Once you have these 5 features working, write one more function to compare these numbers with various other authors' numbers. We will compare them using a sum of the weighted differences of each feature. For example, given the 5 features above (1: ave word length, 2: type-token ratio, 3: hapax legomana, 4: ave words/sentence, 5: ave phrases/sentence), for two different texts A and B, the SUM we want is:

SUMAB = abs(F1A - F1B)*W1 +
        abs(F2A - F2B)*W2 +
        abs(F3A - F3B)*W3 +
        abs(F4A - F4B)*W4 +
        abs(F5A - F5B)*W5

where F1A is feature 1 (ave word length) for text A, F1B is feature 1 for text B, W1 is the weight for feature 1, and abs() is the absolute value function.

For this lab, use the following weights: weights = [11, 33, 50, 0.4, 4]

Using the above calculation, SUMAB will be smaller for similar texts (and should be zero for identical texts).

In your 08 directory are various known author stats files:

$ ls *.stats
agatha.christie.stats
alexandre.dumas.stats
charles.dickens.stats
james.joyce.stats
jane.austen.stats
lewis.caroll.stats
william.shakespeare.stats

$ cat lewis.caroll.stats 
lewis carroll
4.22709528497
0.111591342227
0.0537026953444
16.2728740581
2.86275565124

Your compare() function should read in each stats file and calculate SUMAB to compare the known author stats (text A) versus the current text stats (text B).

Here's a python way to make a list of all files in your current directory that end with .stats:

>>> import glob
>>> files = glob.glob('*.stats')
>>> print files
['lewis.caroll.stats', 'alexandre.dumas.stats', 'william.shakespeare.stats', 'agatha.christie.stats', 'james.joyce.stats', 'charles.dickens.stats', 'jane.austen.stats']

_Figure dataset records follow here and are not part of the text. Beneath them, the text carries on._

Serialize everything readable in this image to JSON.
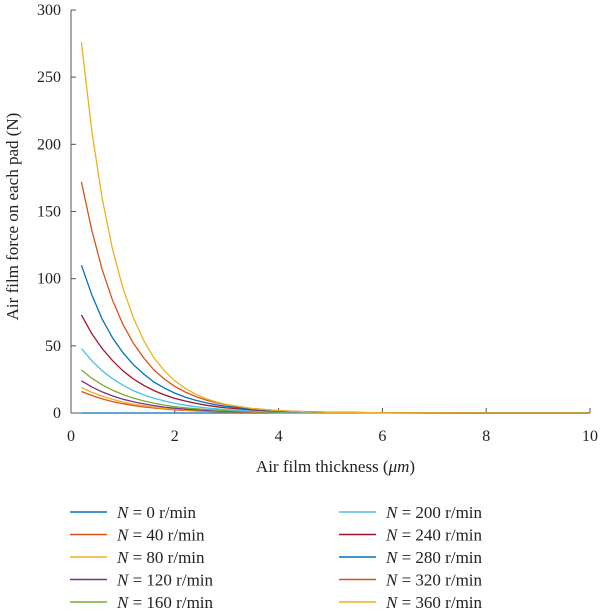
{
  "chart_data": {
    "type": "line",
    "title": "",
    "xlabel_prefix": "Air film thickness (",
    "xlabel_unit": "μm",
    "xlabel_suffix": ")",
    "ylabel": "Air film force on each pad (N)",
    "xlim": [
      0,
      10
    ],
    "ylim": [
      0,
      300
    ],
    "xticks": [
      0,
      2,
      4,
      6,
      8,
      10
    ],
    "yticks": [
      0,
      50,
      100,
      150,
      200,
      250,
      300
    ],
    "grid": false,
    "legend_position": "bottom",
    "legend_variable": "N",
    "x": [
      0.2,
      0.4,
      0.6,
      0.8,
      1.0,
      1.2,
      1.4,
      1.6,
      1.8,
      2.0,
      2.2,
      2.4,
      2.6,
      2.8,
      3.0,
      3.5,
      4.0,
      4.5,
      5.0,
      6.0,
      7.0,
      8.0,
      9.0,
      10.0
    ],
    "series": [
      {
        "name": "= 0 r/min",
        "color": "#0072BD",
        "values": [
          0,
          0,
          0,
          0,
          0,
          0,
          0,
          0,
          0,
          0,
          0,
          0,
          0,
          0,
          0,
          0,
          0,
          0,
          0,
          0,
          0,
          0,
          0,
          0
        ]
      },
      {
        "name": "= 40 r/min",
        "color": "#D95319",
        "values": [
          16,
          13,
          10.5,
          8.5,
          6.9,
          5.6,
          4.5,
          3.7,
          3.0,
          2.4,
          1.95,
          1.59,
          1.29,
          1.04,
          0.85,
          0.51,
          0.3,
          0.18,
          0.11,
          0.04,
          0.01,
          0,
          0,
          0
        ]
      },
      {
        "name": "= 80 r/min",
        "color": "#EDB120",
        "values": [
          19,
          15.4,
          12.5,
          10.1,
          8.2,
          6.6,
          5.4,
          4.4,
          3.5,
          2.9,
          2.3,
          1.9,
          1.5,
          1.2,
          1.0,
          0.6,
          0.36,
          0.21,
          0.13,
          0.05,
          0.02,
          0,
          0,
          0
        ]
      },
      {
        "name": "= 120 r/min",
        "color": "#7E2F8E",
        "values": [
          24,
          19.4,
          15.7,
          12.7,
          10.3,
          8.4,
          6.8,
          5.5,
          4.4,
          3.6,
          2.9,
          2.4,
          1.9,
          1.6,
          1.3,
          0.76,
          0.45,
          0.27,
          0.16,
          0.06,
          0.02,
          0,
          0,
          0
        ]
      },
      {
        "name": "= 160 r/min",
        "color": "#77AC30",
        "values": [
          32,
          25.9,
          21,
          17,
          13.8,
          11.1,
          9.0,
          7.3,
          5.9,
          4.8,
          3.9,
          3.2,
          2.6,
          2.1,
          1.7,
          1.0,
          0.6,
          0.36,
          0.21,
          0.08,
          0.03,
          0,
          0,
          0
        ]
      },
      {
        "name": "= 200 r/min",
        "color": "#4DBEEE",
        "values": [
          48,
          38.9,
          31.5,
          25.5,
          20.7,
          16.7,
          13.5,
          11.0,
          8.9,
          7.2,
          5.8,
          4.7,
          3.8,
          3.1,
          2.5,
          1.5,
          0.9,
          0.53,
          0.32,
          0.11,
          0.04,
          0.01,
          0,
          0
        ]
      },
      {
        "name": "= 240 r/min",
        "color": "#A2142F",
        "values": [
          73,
          59,
          48,
          39,
          31.4,
          25.4,
          20.6,
          16.7,
          13.5,
          10.9,
          8.9,
          7.2,
          5.8,
          4.7,
          3.8,
          2.3,
          1.36,
          0.81,
          0.48,
          0.17,
          0.06,
          0.02,
          0,
          0
        ]
      },
      {
        "name": "= 280 r/min",
        "color": "#0072BD",
        "values": [
          110,
          88,
          70,
          56,
          45,
          36,
          29,
          23,
          18.5,
          14.8,
          11.8,
          9.5,
          7.6,
          6.1,
          4.9,
          2.8,
          1.6,
          0.95,
          0.55,
          0.18,
          0.06,
          0.02,
          0,
          0
        ]
      },
      {
        "name": "= 320 r/min",
        "color": "#D95319",
        "values": [
          172,
          136,
          107,
          84,
          66,
          52,
          41,
          32,
          25.2,
          19.8,
          15.6,
          12.3,
          9.7,
          7.6,
          6.0,
          3.3,
          1.8,
          1.0,
          0.56,
          0.17,
          0.05,
          0.02,
          0,
          0
        ]
      },
      {
        "name": "= 360 r/min",
        "color": "#EDB120",
        "values": [
          276,
          210,
          160,
          122,
          93,
          71,
          54,
          41,
          31.4,
          24.0,
          18.3,
          14.0,
          10.7,
          8.2,
          6.3,
          3.3,
          1.75,
          0.92,
          0.49,
          0.14,
          0.04,
          0.01,
          0,
          0
        ]
      }
    ]
  }
}
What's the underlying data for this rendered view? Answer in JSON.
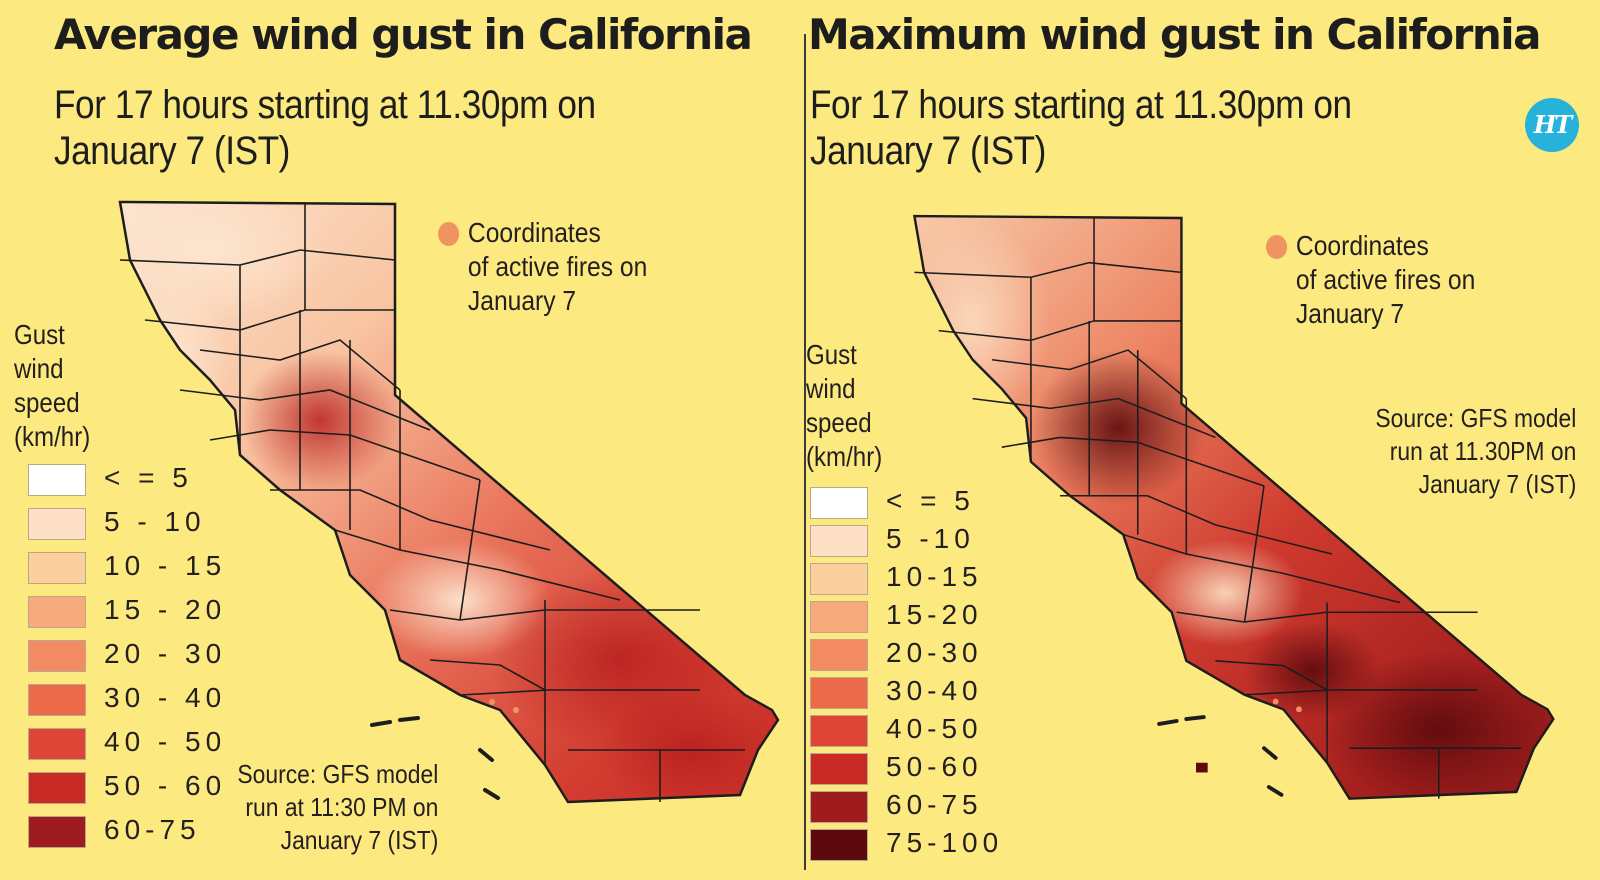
{
  "panels": [
    {
      "title": "Average wind gust in California",
      "subtitle": "For 17 hours starting at 11.30pm on January 7 (IST)",
      "fires_note": [
        "Coordinates",
        "of active fires on",
        "January 7"
      ],
      "legend_title": [
        "Gust",
        "wind",
        "speed",
        "(km/hr)"
      ],
      "legend": [
        {
          "label": "< = 5",
          "color": "#ffffff"
        },
        {
          "label": "5 - 10",
          "color": "#fde0c6"
        },
        {
          "label": "10 - 15",
          "color": "#fbcf9e"
        },
        {
          "label": "15 - 20",
          "color": "#f7ab7d"
        },
        {
          "label": "20 - 30",
          "color": "#f38b62"
        },
        {
          "label": "30 - 40",
          "color": "#ec6a49"
        },
        {
          "label": "40 - 50",
          "color": "#df4536"
        },
        {
          "label": "50 - 60",
          "color": "#c92a25"
        },
        {
          "label": "60-75",
          "color": "#9e1c1e"
        }
      ],
      "source": [
        "Source: GFS model",
        "run at 11:30 PM on",
        "January 7 (IST)"
      ]
    },
    {
      "title": "Maximum wind gust in California",
      "subtitle": "For 17 hours starting at 11.30pm on January 7 (IST)",
      "fires_note": [
        "Coordinates",
        "of active fires on",
        "January 7"
      ],
      "legend_title": [
        "Gust",
        "wind",
        "speed",
        "(km/hr)"
      ],
      "legend": [
        {
          "label": "< = 5",
          "color": "#ffffff"
        },
        {
          "label": "5 -10",
          "color": "#fde0c6"
        },
        {
          "label": "10-15",
          "color": "#fbcf9e"
        },
        {
          "label": "15-20",
          "color": "#f7ab7d"
        },
        {
          "label": "20-30",
          "color": "#f38b62"
        },
        {
          "label": "30-40",
          "color": "#ec6a49"
        },
        {
          "label": "40-50",
          "color": "#df4536"
        },
        {
          "label": "50-60",
          "color": "#c92a25"
        },
        {
          "label": "60-75",
          "color": "#9e1c1e"
        },
        {
          "label": "75-100",
          "color": "#5c0a0d"
        }
      ],
      "source": [
        "Source: GFS model",
        "run at 11.30PM on",
        "January 7 (IST)"
      ]
    }
  ],
  "logo_text": "HT",
  "colors": {
    "background": "#fce97f",
    "fire_marker": "#ef9461"
  }
}
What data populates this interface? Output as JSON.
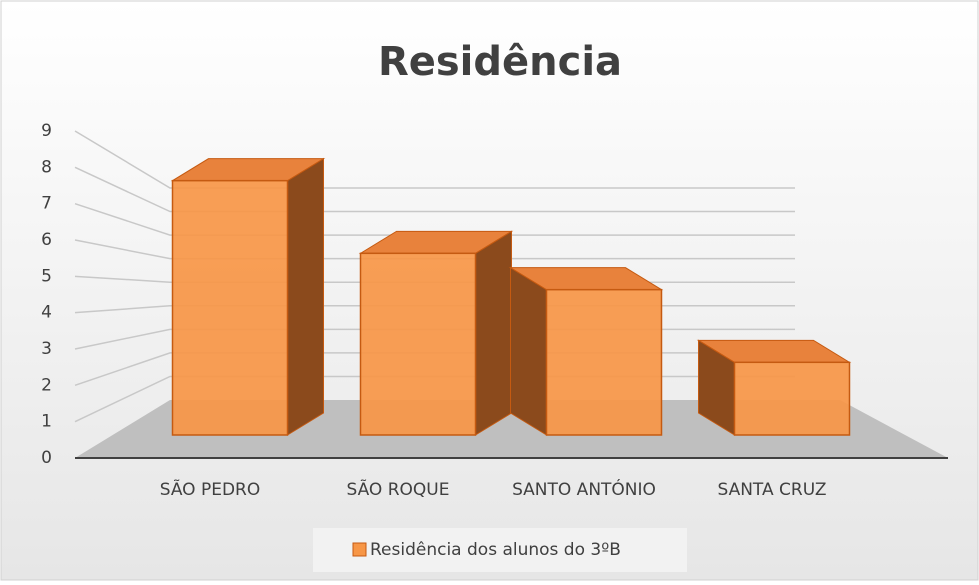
{
  "chart_data": {
    "type": "bar3d",
    "title": "Residência",
    "categories": [
      "SÃO PEDRO",
      "SÃO ROQUE",
      "SANTO ANTÓNIO",
      "SANTA CRUZ"
    ],
    "series": [
      {
        "name": "Residência dos alunos do 3ºB",
        "color": "#f79646",
        "values": [
          7,
          5,
          4,
          2
        ]
      }
    ],
    "ylim": [
      0,
      9
    ],
    "yticks": [
      0,
      1,
      2,
      3,
      4,
      5,
      6,
      7,
      8,
      9
    ],
    "grid": true,
    "legend": "bottom"
  }
}
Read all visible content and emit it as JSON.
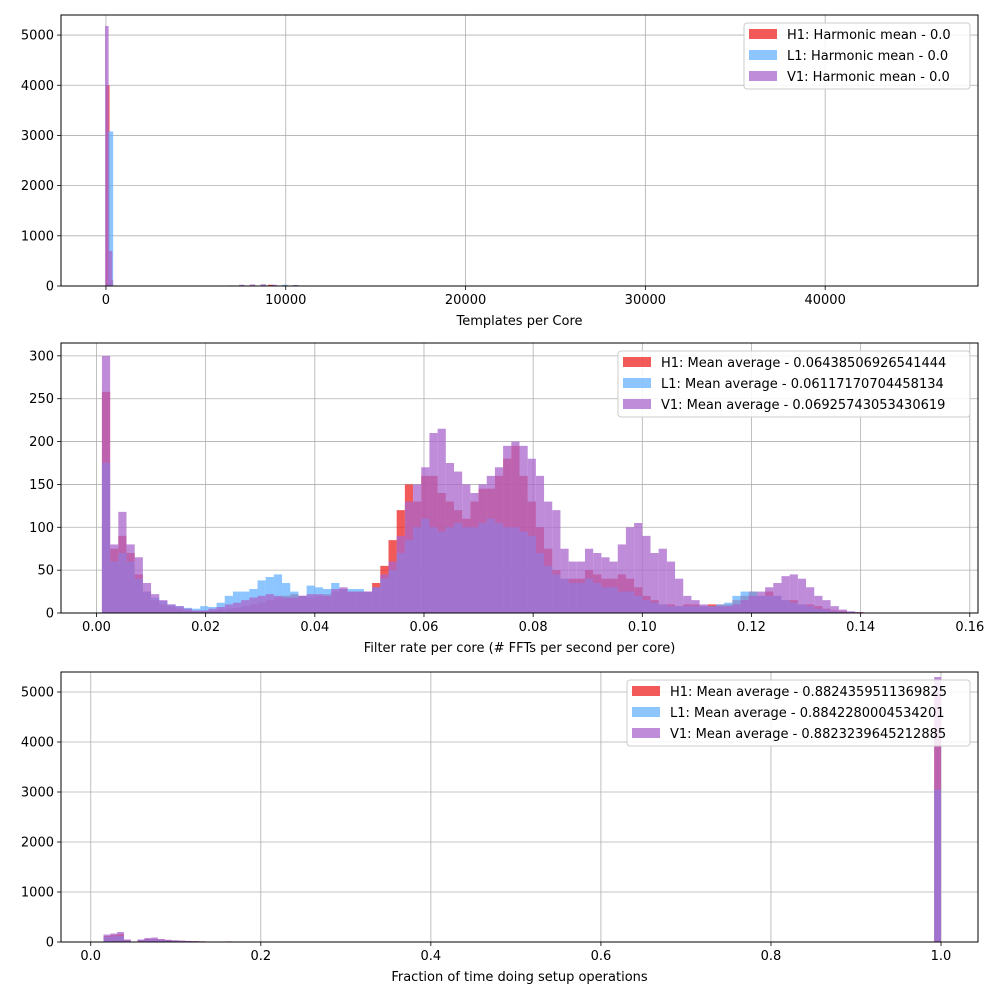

And here's an example of comparing texts:

$ python author.py

text file: roses.txt

     average word length =  3.69230769231
        type token ratio =  0.846153846154
    hapax legomana ratio =  0.769230769231
  average words/sentence =  4.33333333333
average phrases/sentence =  1.33333333333

----------------------------------------
comparing to  james.joyce.stats
72.6586795995
----------------------------------------
comparing to  lewis.caroll.stats
76.7931354047
----------------------------------------
comparing to  william.shakespeare.stats
70.8484366319
----------------------------------------
comparing to  charles.dickens.stats
79.9357082887
----------------------------------------
comparing to  alexandre.dumas.stats
80.7503628899
----------------------------------------
comparing to  agatha.christie.stats
72.6887354247
----------------------------------------
comparing to  jane.austen.stats
81.246491732
----------------------------------------

Note: these SUMAB numbers are all large, indicating the roses.txt file was probably not written by any of these authors. :)

Test your code on some other text files we have in /usr/local/doc. Here's a list of some books we have downloaded from Project Gutenberg:

Below are 3 examples. Your numbers for these larger examples should be similar, but may not be exactly the same.


Submit

Once you are satisfied with your program, hand it in by typing handin21 in a terminal window.